There was one behavior, if you can call it that, that didn’t exactly give us a window into Albie’s previous life as much as it made our hearts break when we thought of him fending for himself in the wilds of Louisiana. Whether he’d been alone for weeks or months no one knows, but he’d been out there wandering. To this day, Albie trembles uncontrollably during thunderstorms no matter how tightly we hold him and how hard we try to reassure him. It’s as if his central nervous system were wired right into the charged electrons swirling invisibly through the air. Now, many dogs react this way to thunderstorms, and fireworks, too. (We’ll come to fireworks later.) But in those early days especially, as we’d try to reassure him through flashes of lightning and crashes of thunder, the thought of him caught outdoors in the middle of Louisiana with nowhere to turn and no one to comfort him saddened us deeply.

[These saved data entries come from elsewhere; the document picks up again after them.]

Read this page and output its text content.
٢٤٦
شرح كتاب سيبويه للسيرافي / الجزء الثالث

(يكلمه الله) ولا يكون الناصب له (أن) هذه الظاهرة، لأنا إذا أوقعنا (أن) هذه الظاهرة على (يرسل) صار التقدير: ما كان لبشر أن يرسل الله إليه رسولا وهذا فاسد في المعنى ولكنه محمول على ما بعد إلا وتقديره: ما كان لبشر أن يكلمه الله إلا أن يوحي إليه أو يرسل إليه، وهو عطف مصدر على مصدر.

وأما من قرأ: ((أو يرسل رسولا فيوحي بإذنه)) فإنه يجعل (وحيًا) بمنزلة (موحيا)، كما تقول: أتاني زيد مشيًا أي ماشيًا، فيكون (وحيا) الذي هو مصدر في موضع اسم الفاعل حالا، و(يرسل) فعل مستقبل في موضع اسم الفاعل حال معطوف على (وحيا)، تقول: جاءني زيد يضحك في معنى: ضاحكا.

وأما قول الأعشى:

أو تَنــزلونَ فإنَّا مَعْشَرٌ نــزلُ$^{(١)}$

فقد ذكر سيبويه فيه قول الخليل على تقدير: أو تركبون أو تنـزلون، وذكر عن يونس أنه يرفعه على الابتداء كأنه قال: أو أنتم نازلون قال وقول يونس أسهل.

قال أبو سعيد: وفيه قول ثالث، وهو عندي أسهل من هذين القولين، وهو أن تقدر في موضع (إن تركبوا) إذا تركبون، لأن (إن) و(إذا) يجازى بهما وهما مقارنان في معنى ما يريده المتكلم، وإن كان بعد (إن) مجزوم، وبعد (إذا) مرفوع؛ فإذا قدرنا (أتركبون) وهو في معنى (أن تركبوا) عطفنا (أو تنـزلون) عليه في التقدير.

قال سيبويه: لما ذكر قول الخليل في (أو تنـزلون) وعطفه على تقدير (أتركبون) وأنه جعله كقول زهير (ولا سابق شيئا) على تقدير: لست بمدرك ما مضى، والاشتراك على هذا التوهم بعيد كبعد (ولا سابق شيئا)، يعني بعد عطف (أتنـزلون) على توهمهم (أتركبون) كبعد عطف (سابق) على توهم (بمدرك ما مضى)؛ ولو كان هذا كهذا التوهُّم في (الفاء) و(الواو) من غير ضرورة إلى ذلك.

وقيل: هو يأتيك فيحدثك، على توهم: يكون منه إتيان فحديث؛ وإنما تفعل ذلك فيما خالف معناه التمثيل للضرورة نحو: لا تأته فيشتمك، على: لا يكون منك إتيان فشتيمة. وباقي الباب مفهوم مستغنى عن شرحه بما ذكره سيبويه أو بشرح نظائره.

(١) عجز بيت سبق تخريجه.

One of our first nearby water excursions with Albie was to the path that circles Lake Waban, half of which sits on property owned by Wellesley College. It’s the path where we walked Reilly when he came to stay with us. I immediately got a taste of why people get such nachus (that’s Yiddish for satisfaction, pleasure, and contentment) from their dogs. Albie got plenty of compliments and admiration from passersby. We thanked them as if his adorability and sunny disposition somehow reflected on us, which, of course, they didn’t. And with all the uncomplicated affection Albie was starting to show us, it was easy to feel virtuous and flatter ourselves, as if he had reserved all that love just for us because we were just so darned wonderful. But the truth is Albie could have been plunked down in any one of a million homes and he’d have been just as trusting, sweet, and loving. So we felt very lucky that he had fallen in with us. But, at the risk of sounding self- serving, he was really lucky to be with us, too.